Key ideas and notes:
- “General value functions” (GVF’s) are the computational unit that answer predictive questions about the environment. They provide the semantics for asking, and answering these predictive questions.
- These GVF’s are, not surprisingly, a generalization of value functions familiar throughout the Reinforcement Learning literature.
- GVF’s have “targets” rather than total reward. They have “cumulants” rather than rewards.
- The goal when using GVF’s is not to maximize the cumulant. It’s to be able to predict the cumulant by passively observing the sensorimotor stream of experience.
- There are several “levers” at the designers disposal to design the questions.
- The designer can specify the cumulant, which is effectively the signal of interest in predicting. For example, one might be interested in predicting the amount of energy that will flow into the robots battery, similar to the analogy with the baby.
- The designer can specify the time scale of interest. This can be specified with the value used for gamma. Using the baby example yet again, a predictive question about how much energy could be derived in the next minute bay be asked by using gamma.
- The designer can control the policy. ie. How much energy will I draw if I drive straight forward continually?
- Unique to GVF’s, the value for gamma is state dependent. This is how you can effectively turn off the question.
- Learning GVF’s is similar to regular value functions. It uses function approximation (for example tile coding) for state estimation, TD errors, and eligibility traces.
- Once learned, the approximate GVF value (answer) is achieved through multiplying the learned weight vector with the feature vector.
- Multiple GVF’s (demons) can be learning at the same time. They each can learn off policy, using snippets of relevant experience generated by the behavioral policy of the agent.
Horde presents some demonstrations of robots that are able to learn multiple different GVF’s. It seems however, that a missing step is actually leveraging these predictions, either to optimize control, or to build other predictions.

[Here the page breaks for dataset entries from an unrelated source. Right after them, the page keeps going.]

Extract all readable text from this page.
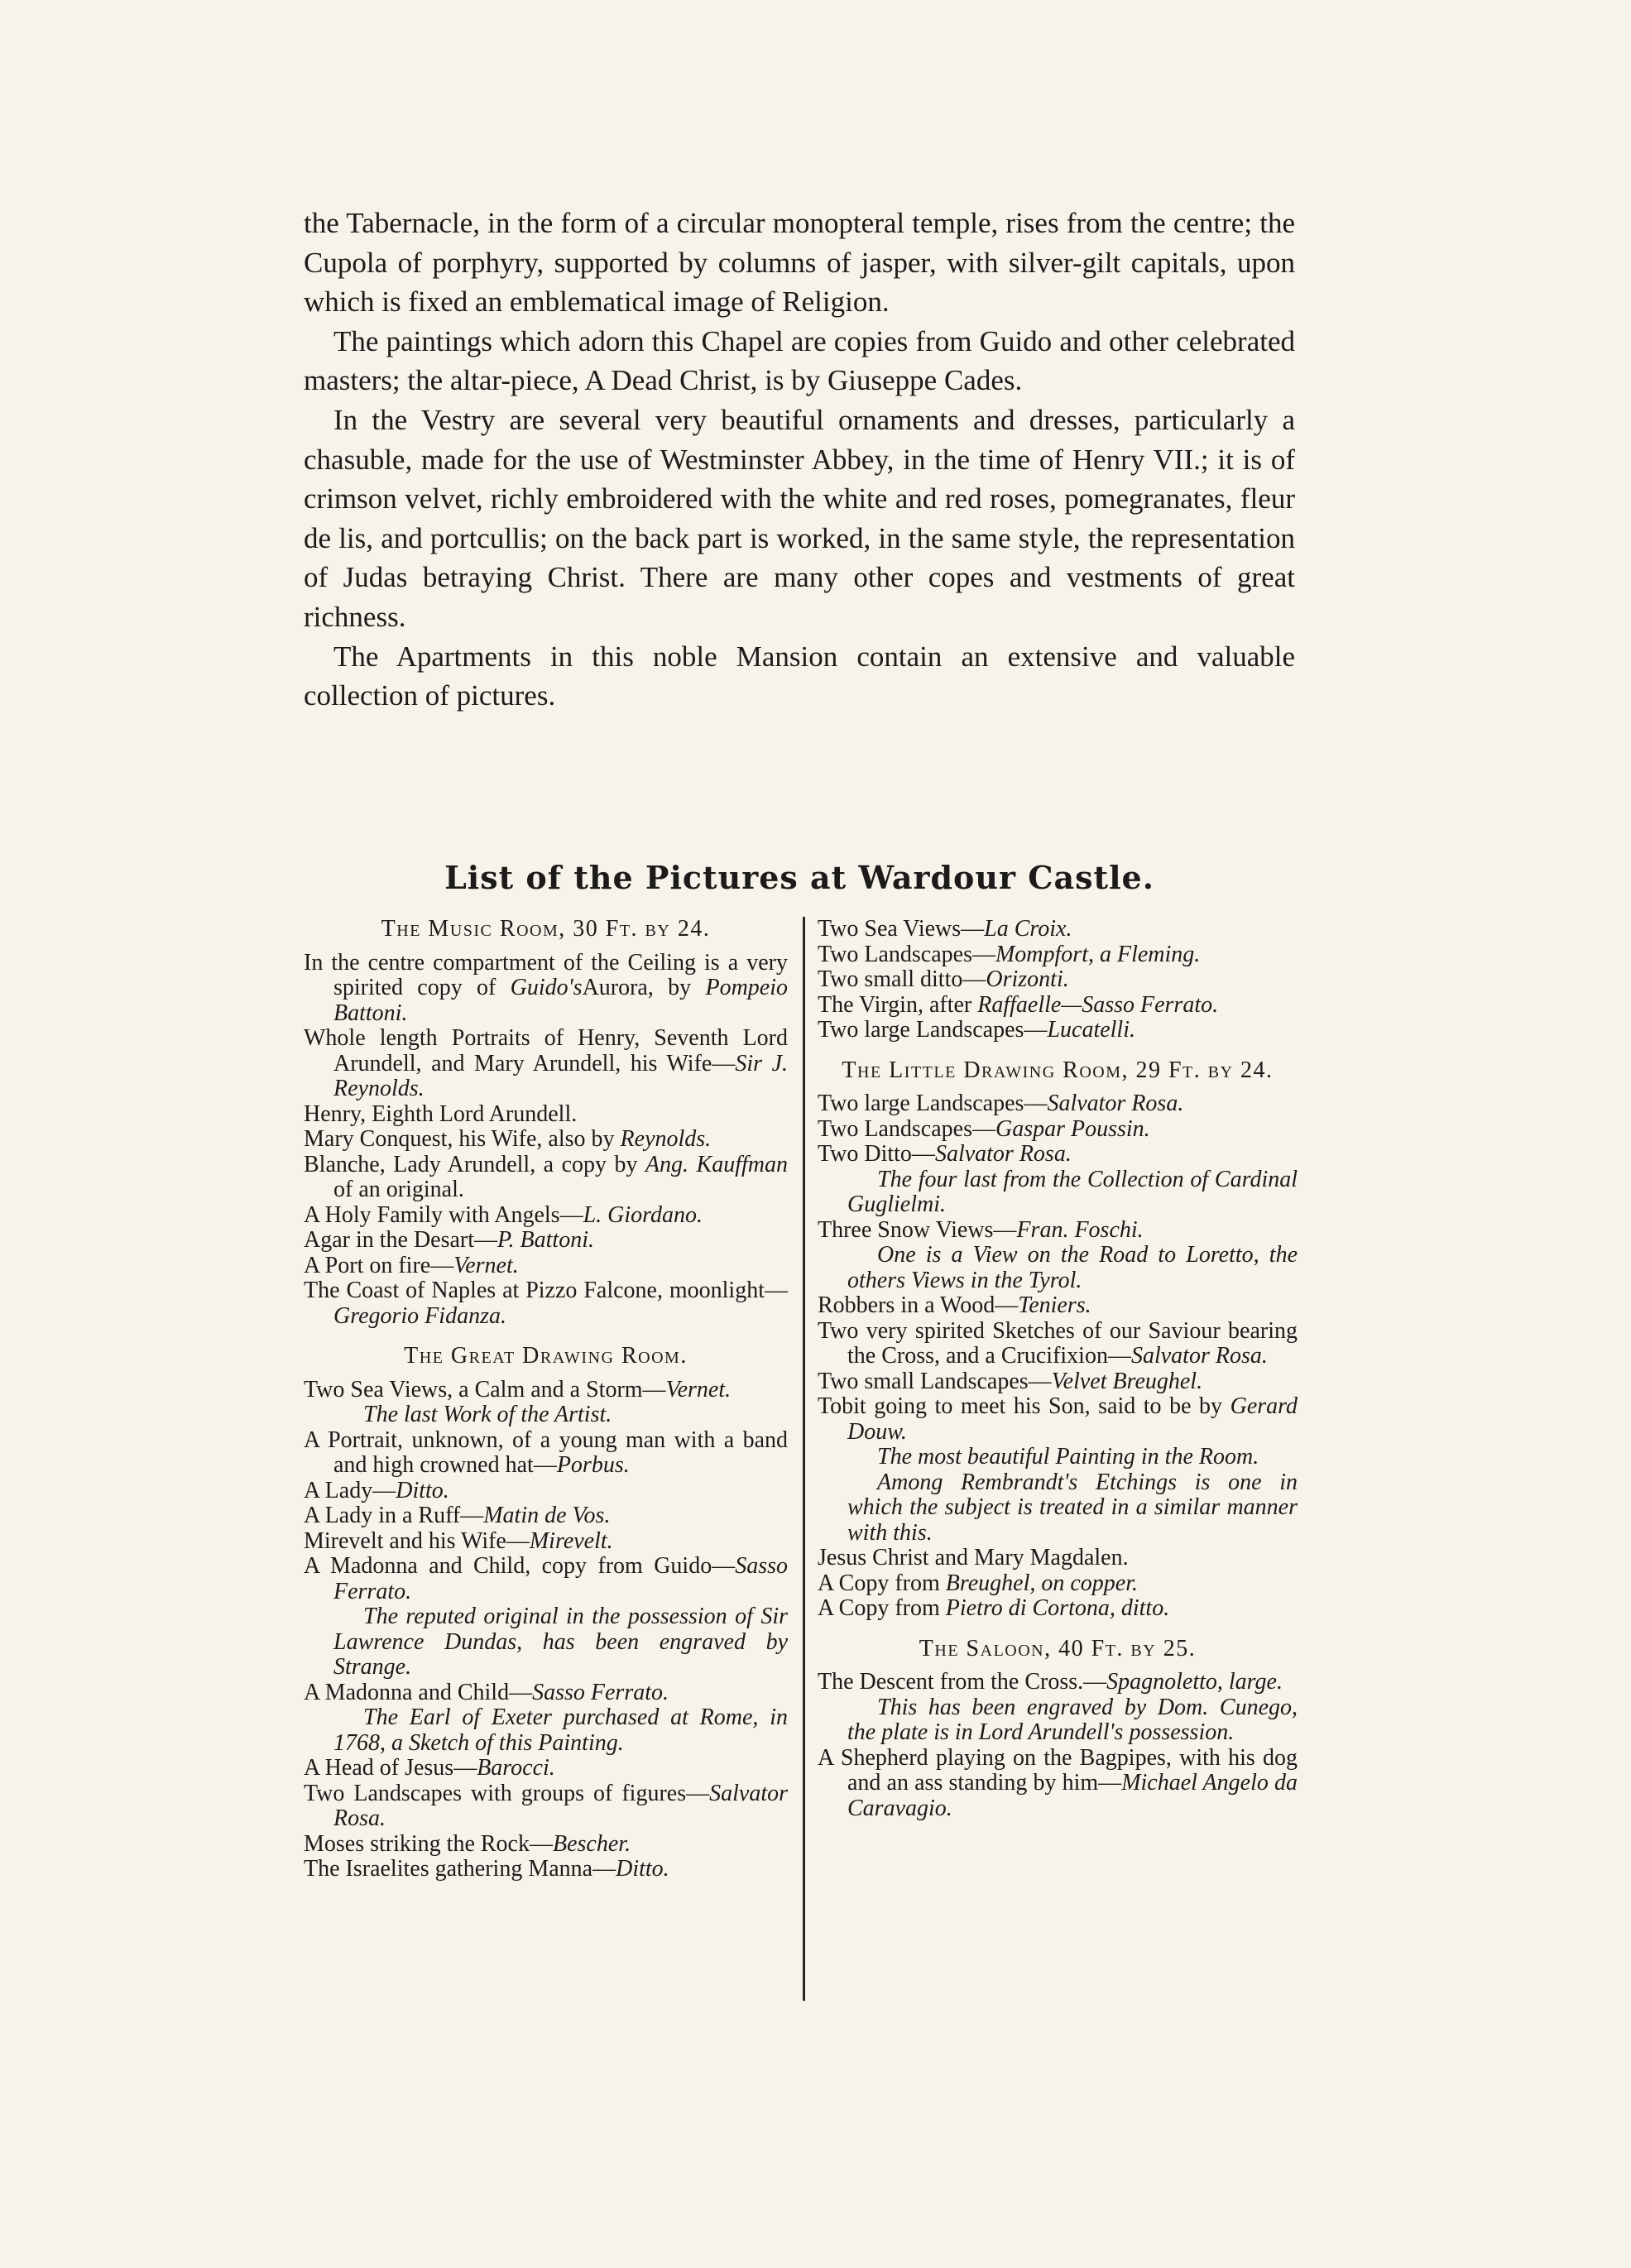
the Tabernacle, in the form of a circular monopteral temple, rises from the centre; the Cupola of porphyry, supported by columns of jasper, with silver-gilt capitals, upon which is fixed an emblematical image of Religion.

The paintings which adorn this Chapel are copies from Guido and other celebrated masters; the altar-piece, A Dead Christ, is by Giuseppe Cades.

In the Vestry are several very beautiful ornaments and dresses, particularly a chasuble, made for the use of Westminster Abbey, in the time of Henry VII.; it is of crimson velvet, richly embroidered with the white and red roses, pomegranates, fleur de lis, and portcullis; on the back part is worked, in the same style, the representation of Judas betraying Christ. There are many other copes and vestments of great richness.

The Apartments in this noble Mansion contain an extensive and valuable collection of pictures.

List of the Pictures at Wardour Castle.
The Music Room, 30 Ft. by 24.

In the centre compartment of the Ceiling is a very spirited copy of Guido'sAurora, by Pompeio Battoni.

Whole length Portraits of Henry, Seventh Lord Arundell, and Mary Arundell, his Wife—Sir J. Reynolds.

Henry, Eighth Lord Arundell.

Mary Conquest, his Wife, also by Reynolds.

Blanche, Lady Arundell, a copy by Ang. Kauffman of an original.

A Holy Family with Angels—L. Giordano.

Agar in the Desart—P. Battoni.

A Port on fire—Vernet.

The Coast of Naples at Pizzo Falcone, moonlight—Gregorio Fidanza.

The Great Drawing Room.

Two Sea Views, a Calm and a Storm—Vernet.

The last Work of the Artist.

A Portrait, unknown, of a young man with a band and high crowned hat—Porbus.

A Lady—Ditto.

A Lady in a Ruff—Matin de Vos.

Mirevelt and his Wife—Mirevelt.

A Madonna and Child, copy from Guido—Sasso Ferrato.

The reputed original in the possession of Sir Lawrence Dundas, has been engraved by Strange.

A Madonna and Child—Sasso Ferrato.

The Earl of Exeter purchased at Rome, in 1768, a Sketch of this Painting.

A Head of Jesus—Barocci.

Two Landscapes with groups of figures—Salvator Rosa.

Moses striking the Rock—Bescher.

The Israelites gathering Manna—Ditto.

Two Sea Views—La Croix.

Two Landscapes—Mompfort, a Fleming.

Two small ditto—Orizonti.

The Virgin, after Raffaelle—Sasso Ferrato.

Two large Landscapes—Lucatelli.

The Little Drawing Room, 29 Ft. by 24.

Two large Landscapes—Salvator Rosa.

Two Landscapes—Gaspar Poussin.

Two Ditto—Salvator Rosa.

The four last from the Collection of Cardinal Guglielmi.

Three Snow Views—Fran. Foschi.

One is a View on the Road to Loretto, the others Views in the Tyrol.

Robbers in a Wood—Teniers.

Two very spirited Sketches of our Saviour bearing the Cross, and a Crucifixion—Salvator Rosa.

Two small Landscapes—Velvet Breughel.

Tobit going to meet his Son, said to be by Gerard Douw.

The most beautiful Painting in the Room.

Among Rembrandt's Etchings is one in which the subject is treated in a similar manner with this.

Jesus Christ and Mary Magdalen.

A Copy from Breughel, on copper.

A Copy from Pietro di Cortona, ditto.

The Saloon, 40 Ft. by 25.

The Descent from the Cross.—Spagnoletto, large.

This has been engraved by Dom. Cunego, the plate is in Lord Arundell's possession.

A Shepherd playing on the Bagpipes, with his dog and an ass standing by him—Michael Angelo da Caravagio.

The latter is a major topic of Mark Ring’s work. In particular, “Better generalization with forecasts.” http://www.ijcai.org/Proceedings/13/Papers/246.pdf
- [Sutton et al., 2011] Richard S. Sutton, Joseph Modayil, Michael Delp, Thomas Degris, Patrick M. Pilarski, Adam White, and Doina Precup. Horde: a scalable real-time architecture for learning knowledge from unsupervised sensorimotor interaction. In The 10th International Conference on Autonomous Agents and Multiagent Systems – Volume 2, AAMAS ’11, pages 761–768,
- White, Adam. Developing a predictive approach to knowledge. Diss. University of Alberta, 2015.